\( P=\left(\frac{1}{4}\right)^{-\left(\frac{1}{2}\right)^{-2}}+\left(\frac{1}{2}\right)^{-\left(\frac{1}{2}\right)^{-1}}+\left(\frac{1}{3}\right)^{-1} \) \( \begin{array}{lll}\text { a. } 250 & \text { c. } 263 & \text { e. } 275 \\ \text { b. } 258 & \text { d. } 270 & \end{array} \)

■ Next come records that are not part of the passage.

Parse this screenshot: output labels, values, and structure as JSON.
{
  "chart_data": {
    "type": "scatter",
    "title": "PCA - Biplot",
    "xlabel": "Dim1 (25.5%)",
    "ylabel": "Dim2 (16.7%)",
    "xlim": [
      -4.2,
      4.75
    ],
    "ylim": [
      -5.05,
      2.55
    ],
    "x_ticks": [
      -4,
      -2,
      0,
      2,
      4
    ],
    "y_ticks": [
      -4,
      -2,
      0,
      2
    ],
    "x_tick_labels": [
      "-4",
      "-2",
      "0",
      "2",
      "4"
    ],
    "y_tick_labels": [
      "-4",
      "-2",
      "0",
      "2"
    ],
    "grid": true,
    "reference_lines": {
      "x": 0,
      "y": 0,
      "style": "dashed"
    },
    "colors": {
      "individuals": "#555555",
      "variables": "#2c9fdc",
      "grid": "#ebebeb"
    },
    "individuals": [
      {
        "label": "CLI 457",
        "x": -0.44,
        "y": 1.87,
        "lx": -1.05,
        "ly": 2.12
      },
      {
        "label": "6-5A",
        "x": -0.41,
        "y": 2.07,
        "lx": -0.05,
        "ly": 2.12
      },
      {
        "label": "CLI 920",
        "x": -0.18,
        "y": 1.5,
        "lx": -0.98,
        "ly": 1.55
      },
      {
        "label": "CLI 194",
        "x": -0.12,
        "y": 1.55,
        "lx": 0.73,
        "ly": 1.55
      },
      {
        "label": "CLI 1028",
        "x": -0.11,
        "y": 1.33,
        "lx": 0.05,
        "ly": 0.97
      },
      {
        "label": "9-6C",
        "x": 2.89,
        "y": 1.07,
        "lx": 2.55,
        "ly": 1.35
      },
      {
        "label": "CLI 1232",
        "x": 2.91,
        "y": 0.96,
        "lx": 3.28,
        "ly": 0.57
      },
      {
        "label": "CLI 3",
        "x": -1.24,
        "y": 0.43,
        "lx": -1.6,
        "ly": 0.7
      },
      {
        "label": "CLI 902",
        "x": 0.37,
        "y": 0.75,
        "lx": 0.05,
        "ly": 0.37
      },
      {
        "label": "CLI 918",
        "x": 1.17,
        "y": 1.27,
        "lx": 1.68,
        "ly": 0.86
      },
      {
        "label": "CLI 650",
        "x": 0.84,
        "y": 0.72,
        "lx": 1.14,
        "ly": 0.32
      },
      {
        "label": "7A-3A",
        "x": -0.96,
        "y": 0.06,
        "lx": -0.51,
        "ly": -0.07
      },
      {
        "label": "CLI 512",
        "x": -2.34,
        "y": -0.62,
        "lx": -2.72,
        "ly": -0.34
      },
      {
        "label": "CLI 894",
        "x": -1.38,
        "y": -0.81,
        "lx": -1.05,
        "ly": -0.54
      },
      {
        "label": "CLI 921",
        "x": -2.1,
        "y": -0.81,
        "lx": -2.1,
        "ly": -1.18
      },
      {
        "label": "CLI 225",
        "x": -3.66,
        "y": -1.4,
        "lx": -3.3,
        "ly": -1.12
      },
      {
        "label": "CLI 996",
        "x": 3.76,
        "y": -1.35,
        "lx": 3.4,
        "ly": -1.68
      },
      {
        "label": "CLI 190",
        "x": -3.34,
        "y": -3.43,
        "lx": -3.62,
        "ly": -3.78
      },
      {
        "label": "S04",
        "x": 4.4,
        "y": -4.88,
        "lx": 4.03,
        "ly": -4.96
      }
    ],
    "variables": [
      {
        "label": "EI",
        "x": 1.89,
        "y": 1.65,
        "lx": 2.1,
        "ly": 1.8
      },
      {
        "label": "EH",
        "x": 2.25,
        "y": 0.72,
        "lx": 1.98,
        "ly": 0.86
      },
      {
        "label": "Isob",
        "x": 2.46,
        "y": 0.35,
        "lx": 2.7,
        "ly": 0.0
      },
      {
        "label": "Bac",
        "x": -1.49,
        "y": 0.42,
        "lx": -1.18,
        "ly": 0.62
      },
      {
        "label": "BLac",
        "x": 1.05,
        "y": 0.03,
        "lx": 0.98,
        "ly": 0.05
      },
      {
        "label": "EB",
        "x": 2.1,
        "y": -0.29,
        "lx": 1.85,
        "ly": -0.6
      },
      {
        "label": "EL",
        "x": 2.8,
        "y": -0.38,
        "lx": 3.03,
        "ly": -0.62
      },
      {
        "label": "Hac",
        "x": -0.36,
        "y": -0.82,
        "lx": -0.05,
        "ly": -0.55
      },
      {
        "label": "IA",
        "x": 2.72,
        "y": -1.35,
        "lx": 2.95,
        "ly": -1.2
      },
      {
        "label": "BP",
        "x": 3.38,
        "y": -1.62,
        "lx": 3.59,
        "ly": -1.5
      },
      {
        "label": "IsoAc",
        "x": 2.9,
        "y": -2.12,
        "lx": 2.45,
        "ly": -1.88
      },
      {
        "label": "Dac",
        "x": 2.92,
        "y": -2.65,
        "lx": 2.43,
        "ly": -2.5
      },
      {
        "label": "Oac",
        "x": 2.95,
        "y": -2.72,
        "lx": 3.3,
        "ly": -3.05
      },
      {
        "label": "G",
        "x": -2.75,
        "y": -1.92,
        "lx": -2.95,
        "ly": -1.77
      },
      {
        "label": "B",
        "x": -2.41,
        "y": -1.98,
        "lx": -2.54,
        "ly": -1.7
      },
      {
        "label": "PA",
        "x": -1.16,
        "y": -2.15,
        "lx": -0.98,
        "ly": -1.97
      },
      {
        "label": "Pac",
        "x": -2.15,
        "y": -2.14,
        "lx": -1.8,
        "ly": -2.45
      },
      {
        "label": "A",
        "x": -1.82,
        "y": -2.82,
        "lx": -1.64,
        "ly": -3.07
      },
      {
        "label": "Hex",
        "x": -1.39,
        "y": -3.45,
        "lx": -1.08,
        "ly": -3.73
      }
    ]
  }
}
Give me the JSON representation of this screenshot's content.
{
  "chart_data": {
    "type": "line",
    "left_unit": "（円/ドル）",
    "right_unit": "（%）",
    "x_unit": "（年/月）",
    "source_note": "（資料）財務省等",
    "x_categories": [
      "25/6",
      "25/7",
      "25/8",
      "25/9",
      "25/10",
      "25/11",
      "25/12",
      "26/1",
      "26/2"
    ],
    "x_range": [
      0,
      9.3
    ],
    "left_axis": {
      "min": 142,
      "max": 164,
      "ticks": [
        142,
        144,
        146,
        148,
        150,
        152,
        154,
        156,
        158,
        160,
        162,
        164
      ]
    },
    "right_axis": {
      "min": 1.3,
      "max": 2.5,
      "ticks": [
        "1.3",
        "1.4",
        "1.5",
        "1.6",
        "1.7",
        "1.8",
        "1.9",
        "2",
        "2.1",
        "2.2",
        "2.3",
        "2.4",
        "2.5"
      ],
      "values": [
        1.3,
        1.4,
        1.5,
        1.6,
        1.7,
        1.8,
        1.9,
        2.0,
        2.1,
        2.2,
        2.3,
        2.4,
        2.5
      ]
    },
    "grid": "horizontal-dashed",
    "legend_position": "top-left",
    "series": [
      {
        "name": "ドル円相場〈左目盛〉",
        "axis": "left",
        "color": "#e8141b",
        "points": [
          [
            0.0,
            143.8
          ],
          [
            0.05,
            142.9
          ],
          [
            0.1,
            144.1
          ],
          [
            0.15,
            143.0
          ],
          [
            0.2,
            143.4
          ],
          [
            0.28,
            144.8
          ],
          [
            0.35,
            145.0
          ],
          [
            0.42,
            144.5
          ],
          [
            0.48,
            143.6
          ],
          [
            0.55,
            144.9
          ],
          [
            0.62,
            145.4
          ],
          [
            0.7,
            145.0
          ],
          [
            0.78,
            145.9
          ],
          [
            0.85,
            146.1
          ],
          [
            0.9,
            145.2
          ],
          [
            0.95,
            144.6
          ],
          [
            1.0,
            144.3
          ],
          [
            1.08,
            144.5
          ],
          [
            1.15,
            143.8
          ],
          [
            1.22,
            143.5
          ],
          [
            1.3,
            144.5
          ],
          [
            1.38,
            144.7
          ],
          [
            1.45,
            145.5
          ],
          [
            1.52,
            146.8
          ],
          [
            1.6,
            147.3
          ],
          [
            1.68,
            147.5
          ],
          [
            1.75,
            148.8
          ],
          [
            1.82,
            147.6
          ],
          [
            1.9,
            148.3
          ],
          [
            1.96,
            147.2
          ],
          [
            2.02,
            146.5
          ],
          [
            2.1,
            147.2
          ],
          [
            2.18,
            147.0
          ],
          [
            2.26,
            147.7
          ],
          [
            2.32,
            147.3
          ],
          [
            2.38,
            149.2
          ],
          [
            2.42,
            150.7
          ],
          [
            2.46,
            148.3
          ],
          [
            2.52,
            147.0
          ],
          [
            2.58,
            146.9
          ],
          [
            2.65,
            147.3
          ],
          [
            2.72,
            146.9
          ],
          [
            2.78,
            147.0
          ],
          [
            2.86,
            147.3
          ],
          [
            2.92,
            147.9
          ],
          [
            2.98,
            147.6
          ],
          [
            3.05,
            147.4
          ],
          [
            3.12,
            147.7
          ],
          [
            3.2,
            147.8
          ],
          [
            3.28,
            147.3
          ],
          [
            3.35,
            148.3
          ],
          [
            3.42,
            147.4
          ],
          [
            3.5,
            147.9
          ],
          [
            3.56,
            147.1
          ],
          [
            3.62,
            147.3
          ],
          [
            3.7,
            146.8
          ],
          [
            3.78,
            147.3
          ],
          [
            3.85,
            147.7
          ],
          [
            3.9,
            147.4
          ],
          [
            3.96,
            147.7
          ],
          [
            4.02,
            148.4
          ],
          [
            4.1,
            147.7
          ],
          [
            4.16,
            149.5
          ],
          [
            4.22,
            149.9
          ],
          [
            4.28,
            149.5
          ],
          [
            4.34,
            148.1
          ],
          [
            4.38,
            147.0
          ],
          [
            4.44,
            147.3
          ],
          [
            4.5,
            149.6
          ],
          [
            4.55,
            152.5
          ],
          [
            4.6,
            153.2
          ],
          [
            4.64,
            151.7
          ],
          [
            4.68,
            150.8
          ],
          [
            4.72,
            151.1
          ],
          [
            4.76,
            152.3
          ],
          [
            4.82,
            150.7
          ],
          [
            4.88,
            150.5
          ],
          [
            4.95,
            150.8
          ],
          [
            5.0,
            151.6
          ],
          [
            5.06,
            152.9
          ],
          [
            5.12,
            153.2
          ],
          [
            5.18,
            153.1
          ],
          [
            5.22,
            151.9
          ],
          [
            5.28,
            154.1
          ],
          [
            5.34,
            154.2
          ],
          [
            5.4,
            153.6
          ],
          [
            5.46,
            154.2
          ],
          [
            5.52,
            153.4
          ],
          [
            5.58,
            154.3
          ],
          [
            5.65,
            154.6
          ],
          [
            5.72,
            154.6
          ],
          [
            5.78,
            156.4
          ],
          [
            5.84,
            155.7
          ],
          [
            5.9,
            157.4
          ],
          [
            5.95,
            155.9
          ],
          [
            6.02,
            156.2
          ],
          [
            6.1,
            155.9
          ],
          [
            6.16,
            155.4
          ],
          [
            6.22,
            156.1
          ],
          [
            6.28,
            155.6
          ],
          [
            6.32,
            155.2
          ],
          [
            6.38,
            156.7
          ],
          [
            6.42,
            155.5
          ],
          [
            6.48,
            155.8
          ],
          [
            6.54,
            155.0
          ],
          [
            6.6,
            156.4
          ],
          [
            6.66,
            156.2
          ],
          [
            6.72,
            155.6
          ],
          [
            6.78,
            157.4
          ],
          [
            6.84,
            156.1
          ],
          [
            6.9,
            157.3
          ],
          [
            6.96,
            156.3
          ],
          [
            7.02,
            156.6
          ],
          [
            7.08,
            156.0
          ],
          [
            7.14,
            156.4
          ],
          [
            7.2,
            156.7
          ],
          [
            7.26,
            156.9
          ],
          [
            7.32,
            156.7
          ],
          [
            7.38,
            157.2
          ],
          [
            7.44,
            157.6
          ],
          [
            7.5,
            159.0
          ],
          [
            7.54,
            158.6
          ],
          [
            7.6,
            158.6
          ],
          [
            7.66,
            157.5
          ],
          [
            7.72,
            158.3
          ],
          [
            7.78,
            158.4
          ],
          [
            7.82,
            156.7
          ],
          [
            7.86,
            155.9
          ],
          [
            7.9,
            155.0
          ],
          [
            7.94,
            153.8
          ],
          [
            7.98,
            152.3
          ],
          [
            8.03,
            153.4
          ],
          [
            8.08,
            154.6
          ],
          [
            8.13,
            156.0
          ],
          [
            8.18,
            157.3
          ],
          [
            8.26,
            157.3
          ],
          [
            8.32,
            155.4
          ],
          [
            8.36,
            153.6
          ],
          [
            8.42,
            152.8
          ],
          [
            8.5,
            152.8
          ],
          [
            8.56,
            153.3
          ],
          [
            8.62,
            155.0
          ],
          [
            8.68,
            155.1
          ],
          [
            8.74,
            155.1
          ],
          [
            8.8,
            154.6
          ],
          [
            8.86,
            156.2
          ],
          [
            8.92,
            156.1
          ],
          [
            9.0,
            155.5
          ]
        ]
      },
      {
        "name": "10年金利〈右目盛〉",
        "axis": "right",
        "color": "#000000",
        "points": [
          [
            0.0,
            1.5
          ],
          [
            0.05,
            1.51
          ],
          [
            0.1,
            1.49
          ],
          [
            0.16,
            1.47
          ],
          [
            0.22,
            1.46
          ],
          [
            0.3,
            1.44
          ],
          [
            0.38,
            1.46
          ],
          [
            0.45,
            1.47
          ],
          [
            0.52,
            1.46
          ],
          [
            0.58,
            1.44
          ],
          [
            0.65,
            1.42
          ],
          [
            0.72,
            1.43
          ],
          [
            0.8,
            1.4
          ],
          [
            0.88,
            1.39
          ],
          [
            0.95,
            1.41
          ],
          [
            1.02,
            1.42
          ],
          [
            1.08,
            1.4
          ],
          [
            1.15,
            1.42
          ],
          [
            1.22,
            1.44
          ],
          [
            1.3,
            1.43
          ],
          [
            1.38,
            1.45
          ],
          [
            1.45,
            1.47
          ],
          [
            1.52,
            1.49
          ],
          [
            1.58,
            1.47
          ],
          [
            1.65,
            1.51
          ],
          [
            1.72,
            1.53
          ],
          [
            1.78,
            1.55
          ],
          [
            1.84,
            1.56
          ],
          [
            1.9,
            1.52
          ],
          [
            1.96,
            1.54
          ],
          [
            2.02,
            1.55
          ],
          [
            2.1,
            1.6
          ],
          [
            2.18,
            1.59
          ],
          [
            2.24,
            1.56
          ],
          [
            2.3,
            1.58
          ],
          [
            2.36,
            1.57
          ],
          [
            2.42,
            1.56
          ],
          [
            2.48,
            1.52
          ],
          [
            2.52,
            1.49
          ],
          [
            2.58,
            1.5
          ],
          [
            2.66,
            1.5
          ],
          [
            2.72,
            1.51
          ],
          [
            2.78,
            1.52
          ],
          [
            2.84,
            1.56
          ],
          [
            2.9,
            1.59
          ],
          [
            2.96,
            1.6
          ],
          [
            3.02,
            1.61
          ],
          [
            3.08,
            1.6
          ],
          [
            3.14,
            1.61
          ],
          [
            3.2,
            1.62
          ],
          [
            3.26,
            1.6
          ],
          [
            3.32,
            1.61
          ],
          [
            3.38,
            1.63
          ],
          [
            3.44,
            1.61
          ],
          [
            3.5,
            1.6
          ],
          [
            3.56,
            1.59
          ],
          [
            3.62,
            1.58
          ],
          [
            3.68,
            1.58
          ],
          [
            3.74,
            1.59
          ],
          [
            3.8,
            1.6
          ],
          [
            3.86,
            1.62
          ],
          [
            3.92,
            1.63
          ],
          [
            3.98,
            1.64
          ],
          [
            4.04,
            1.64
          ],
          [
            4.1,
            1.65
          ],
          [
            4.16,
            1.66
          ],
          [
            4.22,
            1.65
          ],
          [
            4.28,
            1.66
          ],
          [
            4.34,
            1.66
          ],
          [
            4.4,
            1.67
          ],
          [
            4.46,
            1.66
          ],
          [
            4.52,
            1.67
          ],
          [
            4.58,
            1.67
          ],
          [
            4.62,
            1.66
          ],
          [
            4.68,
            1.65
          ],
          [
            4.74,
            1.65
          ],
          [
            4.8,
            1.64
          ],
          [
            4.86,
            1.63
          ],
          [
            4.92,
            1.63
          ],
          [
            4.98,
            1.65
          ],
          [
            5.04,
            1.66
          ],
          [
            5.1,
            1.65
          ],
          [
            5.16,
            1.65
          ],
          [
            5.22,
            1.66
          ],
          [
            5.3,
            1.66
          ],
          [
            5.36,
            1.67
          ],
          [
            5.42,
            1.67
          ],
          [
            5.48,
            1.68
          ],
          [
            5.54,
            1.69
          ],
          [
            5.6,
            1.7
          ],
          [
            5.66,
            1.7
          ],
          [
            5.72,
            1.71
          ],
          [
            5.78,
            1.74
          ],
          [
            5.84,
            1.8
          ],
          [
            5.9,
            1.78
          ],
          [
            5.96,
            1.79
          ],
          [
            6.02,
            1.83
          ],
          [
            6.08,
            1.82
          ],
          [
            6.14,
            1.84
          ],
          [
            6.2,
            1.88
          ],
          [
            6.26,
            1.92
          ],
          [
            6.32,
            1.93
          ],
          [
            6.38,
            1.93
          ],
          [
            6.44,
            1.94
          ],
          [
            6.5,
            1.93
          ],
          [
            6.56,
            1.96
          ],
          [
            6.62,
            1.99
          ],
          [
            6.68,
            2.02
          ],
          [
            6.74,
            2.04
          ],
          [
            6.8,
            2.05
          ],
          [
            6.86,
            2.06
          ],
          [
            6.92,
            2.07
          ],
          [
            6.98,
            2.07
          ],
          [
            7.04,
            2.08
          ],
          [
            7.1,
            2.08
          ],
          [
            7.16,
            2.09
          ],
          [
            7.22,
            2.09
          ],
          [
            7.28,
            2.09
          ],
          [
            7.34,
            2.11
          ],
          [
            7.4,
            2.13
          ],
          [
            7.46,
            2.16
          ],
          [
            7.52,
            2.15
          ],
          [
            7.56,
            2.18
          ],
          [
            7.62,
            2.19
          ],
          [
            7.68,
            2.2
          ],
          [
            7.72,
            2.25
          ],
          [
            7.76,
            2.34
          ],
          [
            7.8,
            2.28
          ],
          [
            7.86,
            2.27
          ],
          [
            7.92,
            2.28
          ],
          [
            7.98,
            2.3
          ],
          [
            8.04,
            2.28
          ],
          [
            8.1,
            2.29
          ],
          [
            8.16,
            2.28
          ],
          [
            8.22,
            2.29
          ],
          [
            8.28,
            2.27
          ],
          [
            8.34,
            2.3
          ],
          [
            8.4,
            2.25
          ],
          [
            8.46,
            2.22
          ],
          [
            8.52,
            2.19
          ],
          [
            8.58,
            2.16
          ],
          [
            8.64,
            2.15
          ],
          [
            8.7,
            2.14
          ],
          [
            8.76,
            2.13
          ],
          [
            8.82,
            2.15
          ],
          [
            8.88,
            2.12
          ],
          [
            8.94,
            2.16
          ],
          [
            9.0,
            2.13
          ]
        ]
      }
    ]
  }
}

To solve for \( P \), let's break down the terms individually. First, simplifying the term \( \left(\frac{1}{4}\right)^{-\left(\frac{1}{2}\right)^{-2}} \): 1. Calculate \( \left(\frac{1}{2}\right)^{-2} = 2^{2} = 4 \). 2. Then evaluate \( \left(\frac{1}{4}\right)^{-4} = 4^{4} = 256 \). Next, simplifying the second term \( \left(\frac{1}{2}\right)^{-\left(\frac{1}{2}\right)^{-1}} \): 1. Compute \( \left(\frac{1}{2}\right)^{-1} = 2 \). 2. Now evaluate \( \left(\frac{1}{2}\right)^{-2} = 2^{2} = 4 \). Finally, simplifying the third term \( \left(\frac{1}{3}\right)^{-1} = 3 \). Now adding these results together: \[ P = 256 + 4 + 3 = 263. \] So, the answer is: \( \text{c. } 263 \). Now, let’s provide some additional knowledge! Understanding how exponents work is essential, especially with negative powers! Negative exponents imply that you’re taking the reciprocal of the base. For example, \( a^{-n} = \frac{1}{a^n} \). This becomes crucial when simplifying complex expressions, as it can turn what seems like a daunting calculation into manageable steps that rely on fundamental properties of exponents. In real-life applications, understanding exponential functions can help in areas like finance (calculating compound interest), physics (investigating decay rates), and even computer science (algorithm analysis). Exponential growth and decay models describe a plethora of phenomena, from population growth trends to the spread of diseases, making them an integral part of many scientific inquiries!